私達はしばらく恐怖の時間を思い出しながら言葉に出し、頭で理解しようとしていた。
しばらく放心状態で時間だけが過ぎた。

しばらくして、姉が私に声をかけ落ち着きを取り戻した。
「泣き止んで、牛丼買いに行こ」


私達は、涙を拭いて自転車にまたがり牛丼屋へ向かった。

半分まで来た頃には姉と私は笑顔で歌を歌っていた。
私と姉は牛丼の並盛を2つ買いマンションへ帰った。

マンションに着いた頃、またあのままの姿を思い出した。
ままがまた怒っていたらどうしようと戸惑いながら、マンションの玄関扉の前で私達は顔を見合わせぐっと手に力を込め、重い扉を開けた。

姉:私「.......ただいま。」
小さな声で言った。

母:「おかえり!」

重い扉の向こうに立っていたのは笑顔のいつも通りのままだった。
私と姉はそんな母を見て嬉しくて走ってままのもとへ行き抱きついた。

さっきまでの母はきっと何か魔法にかかっていただけだったんだ。
そう思った。

きっとこんな事は二度と起こらないと心から確信していた。
今日だけ。
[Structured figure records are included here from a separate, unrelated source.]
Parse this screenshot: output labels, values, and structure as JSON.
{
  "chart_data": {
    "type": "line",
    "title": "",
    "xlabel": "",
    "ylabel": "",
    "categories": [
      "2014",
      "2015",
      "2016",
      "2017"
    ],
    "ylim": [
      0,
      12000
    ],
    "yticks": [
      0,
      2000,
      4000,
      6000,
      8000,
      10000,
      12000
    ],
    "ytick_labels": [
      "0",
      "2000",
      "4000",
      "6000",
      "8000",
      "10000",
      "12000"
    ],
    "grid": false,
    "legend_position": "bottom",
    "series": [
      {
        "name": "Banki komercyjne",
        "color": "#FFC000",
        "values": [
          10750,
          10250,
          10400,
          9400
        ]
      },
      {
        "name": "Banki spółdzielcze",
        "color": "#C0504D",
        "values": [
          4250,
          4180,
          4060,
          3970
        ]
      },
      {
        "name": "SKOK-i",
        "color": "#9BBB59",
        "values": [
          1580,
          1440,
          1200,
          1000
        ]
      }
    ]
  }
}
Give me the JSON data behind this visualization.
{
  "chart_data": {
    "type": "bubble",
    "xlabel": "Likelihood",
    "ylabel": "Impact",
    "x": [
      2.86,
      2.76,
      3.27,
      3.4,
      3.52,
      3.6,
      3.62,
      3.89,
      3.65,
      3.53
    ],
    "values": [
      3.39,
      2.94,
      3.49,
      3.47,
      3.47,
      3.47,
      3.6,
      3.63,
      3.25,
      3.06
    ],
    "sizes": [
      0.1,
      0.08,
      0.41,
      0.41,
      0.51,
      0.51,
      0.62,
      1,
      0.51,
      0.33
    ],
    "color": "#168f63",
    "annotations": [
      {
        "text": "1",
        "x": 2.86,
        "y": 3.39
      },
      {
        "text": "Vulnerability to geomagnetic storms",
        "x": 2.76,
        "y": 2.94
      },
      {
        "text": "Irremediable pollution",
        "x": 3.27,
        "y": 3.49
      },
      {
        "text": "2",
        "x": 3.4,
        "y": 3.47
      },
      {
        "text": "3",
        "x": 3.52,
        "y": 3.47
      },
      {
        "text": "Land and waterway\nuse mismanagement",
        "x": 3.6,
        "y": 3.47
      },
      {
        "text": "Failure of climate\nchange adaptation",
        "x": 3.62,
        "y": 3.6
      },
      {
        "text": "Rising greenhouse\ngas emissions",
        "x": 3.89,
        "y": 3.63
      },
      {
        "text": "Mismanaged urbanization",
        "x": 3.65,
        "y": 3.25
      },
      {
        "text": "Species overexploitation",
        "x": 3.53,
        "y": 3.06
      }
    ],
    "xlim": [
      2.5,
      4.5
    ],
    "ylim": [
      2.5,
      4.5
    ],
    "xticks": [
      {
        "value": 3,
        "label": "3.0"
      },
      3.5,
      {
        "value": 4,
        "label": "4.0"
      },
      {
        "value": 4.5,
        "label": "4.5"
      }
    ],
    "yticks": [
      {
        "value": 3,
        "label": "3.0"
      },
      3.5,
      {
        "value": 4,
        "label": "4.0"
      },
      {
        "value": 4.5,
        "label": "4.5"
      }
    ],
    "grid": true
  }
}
そう信じていた。


私達は牛丼を食べながら、おつかいでの出来事をままにたくさん話をした。

姉:私「あんな!R子とJ子な!歌歌っててん!そしたらな!変なおじさんいてん!」

ままは笑顔で頷き一緒に、私達の話を聞いて笑っていた。

その時の牛丼はなにか不思議な、美味しくて、幸せな味がした。
こんな幸せな時間がずっと続くと思っていた。


その時の私達はこれが、始まりに過ぎない事を全く予想をしていなかった。
ここから私達の家庭の歯車が狂い始めた。